Caversaccio’s post identified several potential interventions — some new, some old — that could, according to him, would make Ethereum more private for end-users. One idea is to encrypt Ethereum’s public mempool — where transactions are sent before they’re recorded permanently. Another involves making Ethereum transactions confidential through zero-knowledge cryptography, new transaction formats, and other methods.
«Today, Ethereum operates in a partial, opt-in privacy model, where users must take deliberate steps to conceal their financial activities — often at the cost of usability, accessibility, and even effectiveness,» wrote Caversaccio. «This paradigm must shift. Privacy-preserving technologies should be deeply integrated at the protocol level, allowing transactions, smart contracts, and network interactions to be inherently confidential.»

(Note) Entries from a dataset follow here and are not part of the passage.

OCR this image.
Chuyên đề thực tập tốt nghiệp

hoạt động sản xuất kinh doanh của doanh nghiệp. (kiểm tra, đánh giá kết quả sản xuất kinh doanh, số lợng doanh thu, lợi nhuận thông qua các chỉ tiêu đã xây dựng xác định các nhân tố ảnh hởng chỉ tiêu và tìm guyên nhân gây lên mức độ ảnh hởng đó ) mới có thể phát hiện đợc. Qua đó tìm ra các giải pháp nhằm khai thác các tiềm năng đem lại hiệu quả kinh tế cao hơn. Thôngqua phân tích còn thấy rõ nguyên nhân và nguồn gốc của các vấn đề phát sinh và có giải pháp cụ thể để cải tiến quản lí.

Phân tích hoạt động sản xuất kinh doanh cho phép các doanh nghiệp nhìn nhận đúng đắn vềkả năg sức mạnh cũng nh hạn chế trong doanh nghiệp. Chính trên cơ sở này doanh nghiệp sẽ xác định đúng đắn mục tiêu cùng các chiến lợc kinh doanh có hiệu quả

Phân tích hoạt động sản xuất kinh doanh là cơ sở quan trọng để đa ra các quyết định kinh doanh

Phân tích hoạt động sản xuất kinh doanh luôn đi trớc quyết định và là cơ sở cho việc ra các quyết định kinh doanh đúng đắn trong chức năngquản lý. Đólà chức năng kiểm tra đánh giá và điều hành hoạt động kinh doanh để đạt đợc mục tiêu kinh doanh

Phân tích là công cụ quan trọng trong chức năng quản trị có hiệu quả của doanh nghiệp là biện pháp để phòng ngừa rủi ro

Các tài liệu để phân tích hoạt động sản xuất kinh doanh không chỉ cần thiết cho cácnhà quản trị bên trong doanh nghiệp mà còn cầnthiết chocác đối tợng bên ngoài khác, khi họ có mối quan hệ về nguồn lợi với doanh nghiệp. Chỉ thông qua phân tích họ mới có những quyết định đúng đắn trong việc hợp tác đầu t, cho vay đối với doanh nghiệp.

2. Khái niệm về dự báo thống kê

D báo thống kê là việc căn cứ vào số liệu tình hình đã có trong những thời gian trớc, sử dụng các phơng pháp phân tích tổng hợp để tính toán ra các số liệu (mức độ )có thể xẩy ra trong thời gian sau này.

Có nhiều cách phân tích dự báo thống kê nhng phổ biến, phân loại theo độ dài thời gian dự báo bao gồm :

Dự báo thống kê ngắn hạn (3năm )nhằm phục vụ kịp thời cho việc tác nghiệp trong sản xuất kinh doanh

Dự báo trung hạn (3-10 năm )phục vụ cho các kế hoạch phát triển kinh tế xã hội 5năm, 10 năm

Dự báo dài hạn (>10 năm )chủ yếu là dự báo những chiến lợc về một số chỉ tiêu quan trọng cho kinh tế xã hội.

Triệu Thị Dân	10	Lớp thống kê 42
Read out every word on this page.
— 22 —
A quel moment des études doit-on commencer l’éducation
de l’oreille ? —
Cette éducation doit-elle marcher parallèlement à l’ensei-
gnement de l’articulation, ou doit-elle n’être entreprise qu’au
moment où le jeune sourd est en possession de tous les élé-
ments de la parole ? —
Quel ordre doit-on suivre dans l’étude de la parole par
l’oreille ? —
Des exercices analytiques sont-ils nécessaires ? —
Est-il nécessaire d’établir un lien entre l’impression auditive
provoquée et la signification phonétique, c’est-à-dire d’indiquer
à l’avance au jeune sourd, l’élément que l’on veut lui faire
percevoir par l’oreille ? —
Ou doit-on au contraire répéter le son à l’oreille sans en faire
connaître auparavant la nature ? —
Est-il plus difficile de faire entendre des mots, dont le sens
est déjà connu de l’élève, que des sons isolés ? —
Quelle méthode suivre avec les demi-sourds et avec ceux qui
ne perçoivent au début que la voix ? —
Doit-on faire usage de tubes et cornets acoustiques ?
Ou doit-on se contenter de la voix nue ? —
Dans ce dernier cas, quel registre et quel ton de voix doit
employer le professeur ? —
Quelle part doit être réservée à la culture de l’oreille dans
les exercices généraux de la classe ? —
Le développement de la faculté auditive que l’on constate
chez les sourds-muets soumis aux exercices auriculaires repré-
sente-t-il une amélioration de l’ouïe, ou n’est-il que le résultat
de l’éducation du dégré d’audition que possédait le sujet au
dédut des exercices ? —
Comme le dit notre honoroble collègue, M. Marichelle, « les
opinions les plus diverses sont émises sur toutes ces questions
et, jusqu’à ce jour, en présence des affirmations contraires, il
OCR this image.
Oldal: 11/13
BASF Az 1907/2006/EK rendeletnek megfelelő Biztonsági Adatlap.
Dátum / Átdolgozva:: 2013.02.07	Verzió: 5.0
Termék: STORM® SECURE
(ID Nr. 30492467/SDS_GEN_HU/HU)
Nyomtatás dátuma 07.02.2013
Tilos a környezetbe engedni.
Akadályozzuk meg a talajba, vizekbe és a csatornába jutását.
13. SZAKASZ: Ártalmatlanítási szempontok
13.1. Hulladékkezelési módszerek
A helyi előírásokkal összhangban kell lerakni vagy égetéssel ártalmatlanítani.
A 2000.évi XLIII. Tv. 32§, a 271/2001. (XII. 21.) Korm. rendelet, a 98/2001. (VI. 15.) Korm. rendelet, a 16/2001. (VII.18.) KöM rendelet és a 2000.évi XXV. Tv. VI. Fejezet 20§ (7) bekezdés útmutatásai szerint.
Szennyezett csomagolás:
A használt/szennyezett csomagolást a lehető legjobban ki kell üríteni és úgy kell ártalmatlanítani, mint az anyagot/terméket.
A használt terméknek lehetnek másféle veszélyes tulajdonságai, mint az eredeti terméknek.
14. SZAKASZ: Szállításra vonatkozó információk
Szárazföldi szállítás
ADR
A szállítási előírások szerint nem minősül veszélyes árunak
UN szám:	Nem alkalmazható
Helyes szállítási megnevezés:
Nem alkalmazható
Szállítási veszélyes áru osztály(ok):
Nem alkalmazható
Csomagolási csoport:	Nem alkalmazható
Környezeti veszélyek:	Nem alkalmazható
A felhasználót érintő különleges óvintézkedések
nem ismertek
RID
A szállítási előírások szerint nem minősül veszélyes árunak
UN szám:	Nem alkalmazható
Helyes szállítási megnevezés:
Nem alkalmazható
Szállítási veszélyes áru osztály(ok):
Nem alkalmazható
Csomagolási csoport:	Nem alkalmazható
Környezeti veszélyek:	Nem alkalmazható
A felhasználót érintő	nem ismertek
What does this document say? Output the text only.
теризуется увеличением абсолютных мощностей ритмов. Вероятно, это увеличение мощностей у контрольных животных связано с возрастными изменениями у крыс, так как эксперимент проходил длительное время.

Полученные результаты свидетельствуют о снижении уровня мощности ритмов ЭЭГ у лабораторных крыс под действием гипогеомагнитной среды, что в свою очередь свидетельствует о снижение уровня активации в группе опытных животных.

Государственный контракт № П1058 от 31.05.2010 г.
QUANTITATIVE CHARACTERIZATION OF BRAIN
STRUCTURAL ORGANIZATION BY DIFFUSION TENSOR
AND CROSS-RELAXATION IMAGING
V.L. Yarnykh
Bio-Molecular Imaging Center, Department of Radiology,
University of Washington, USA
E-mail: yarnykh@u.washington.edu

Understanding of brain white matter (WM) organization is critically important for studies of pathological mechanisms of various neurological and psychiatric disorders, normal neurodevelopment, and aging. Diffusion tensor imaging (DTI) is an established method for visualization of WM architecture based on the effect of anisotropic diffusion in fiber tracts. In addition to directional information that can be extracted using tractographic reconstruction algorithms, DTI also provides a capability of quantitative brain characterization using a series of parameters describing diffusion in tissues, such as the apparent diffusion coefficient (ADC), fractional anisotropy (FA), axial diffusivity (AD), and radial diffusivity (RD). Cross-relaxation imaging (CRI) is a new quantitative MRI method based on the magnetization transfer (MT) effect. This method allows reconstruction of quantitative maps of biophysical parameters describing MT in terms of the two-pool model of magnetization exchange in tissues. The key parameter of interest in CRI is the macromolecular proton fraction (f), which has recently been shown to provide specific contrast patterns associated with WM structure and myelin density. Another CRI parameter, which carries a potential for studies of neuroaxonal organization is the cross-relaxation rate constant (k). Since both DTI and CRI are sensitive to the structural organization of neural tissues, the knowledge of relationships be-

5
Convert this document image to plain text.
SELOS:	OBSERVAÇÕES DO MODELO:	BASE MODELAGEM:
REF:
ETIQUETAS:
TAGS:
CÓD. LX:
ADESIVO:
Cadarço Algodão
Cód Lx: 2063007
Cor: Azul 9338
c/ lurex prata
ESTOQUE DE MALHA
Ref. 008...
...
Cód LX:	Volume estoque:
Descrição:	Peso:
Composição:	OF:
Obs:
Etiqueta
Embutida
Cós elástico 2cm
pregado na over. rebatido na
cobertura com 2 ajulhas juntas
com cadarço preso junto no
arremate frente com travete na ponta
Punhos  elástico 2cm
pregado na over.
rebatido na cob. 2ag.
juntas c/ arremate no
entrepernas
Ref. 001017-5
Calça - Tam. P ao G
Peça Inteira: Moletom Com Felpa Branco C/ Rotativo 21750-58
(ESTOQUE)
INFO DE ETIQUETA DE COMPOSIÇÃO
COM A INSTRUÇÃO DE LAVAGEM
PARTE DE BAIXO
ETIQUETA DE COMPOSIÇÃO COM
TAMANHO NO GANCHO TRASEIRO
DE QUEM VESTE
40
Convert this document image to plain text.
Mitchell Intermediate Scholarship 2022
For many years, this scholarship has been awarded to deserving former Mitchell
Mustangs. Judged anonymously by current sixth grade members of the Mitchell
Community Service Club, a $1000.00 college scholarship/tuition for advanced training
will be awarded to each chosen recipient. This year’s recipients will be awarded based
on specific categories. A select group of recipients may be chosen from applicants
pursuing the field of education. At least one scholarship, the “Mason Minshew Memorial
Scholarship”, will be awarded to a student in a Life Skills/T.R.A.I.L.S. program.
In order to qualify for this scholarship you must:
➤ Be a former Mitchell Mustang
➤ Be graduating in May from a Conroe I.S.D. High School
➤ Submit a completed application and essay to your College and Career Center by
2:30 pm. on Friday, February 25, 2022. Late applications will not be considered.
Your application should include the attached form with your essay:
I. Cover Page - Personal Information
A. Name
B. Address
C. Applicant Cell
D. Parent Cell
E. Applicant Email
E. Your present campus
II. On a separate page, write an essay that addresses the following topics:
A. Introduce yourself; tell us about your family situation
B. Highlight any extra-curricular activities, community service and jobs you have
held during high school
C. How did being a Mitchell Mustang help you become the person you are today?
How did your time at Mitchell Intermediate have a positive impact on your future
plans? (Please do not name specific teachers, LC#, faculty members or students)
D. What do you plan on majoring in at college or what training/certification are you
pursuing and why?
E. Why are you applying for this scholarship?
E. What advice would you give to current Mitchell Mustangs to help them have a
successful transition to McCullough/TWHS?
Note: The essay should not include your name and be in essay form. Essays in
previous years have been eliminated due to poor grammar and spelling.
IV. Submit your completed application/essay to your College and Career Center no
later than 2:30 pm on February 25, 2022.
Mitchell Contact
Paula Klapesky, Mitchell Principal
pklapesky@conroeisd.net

In response to Caversaccio’s post, Ethereum co-founder Vitalik Buterin left a comment on the network’s main developer forum with his own much shorter privacy-oriented Ethereum roadmap.
Buterin suggested focusing on privacy for on-chain payments, anonymizing on-chain activity within applications, making communication on the network anonymous, and privatizing on-chain reads.
To achieve all of this, Buterin listed various steps like integrating certain third-party privacy features into the core network.
One of the more substantial interventions suggested by Buterin involves moving the network towards a “one address per application” model — a departure from today’s system, where a single application may employ dozens of wallets for different features. “This is a major step, and it entails significant convenience sacrifices, but IMO this is a bullet that we should bite, because this is the most practical way to remove public links between all of your activity across different applications,” Buterin wrote.
According to Buterin, if all of his suggestions are implemented, private transactions could be the default on Ethereum.
The privacy discussion comes a few weeks before Ethereum’s next major upgrade, Pectra, which doesn’t have a major focus on privacy. Ethereum developers are also currently planning the network’s following upgrade to Fusaka. The changes to be included in that hard fork are not yet set in stone.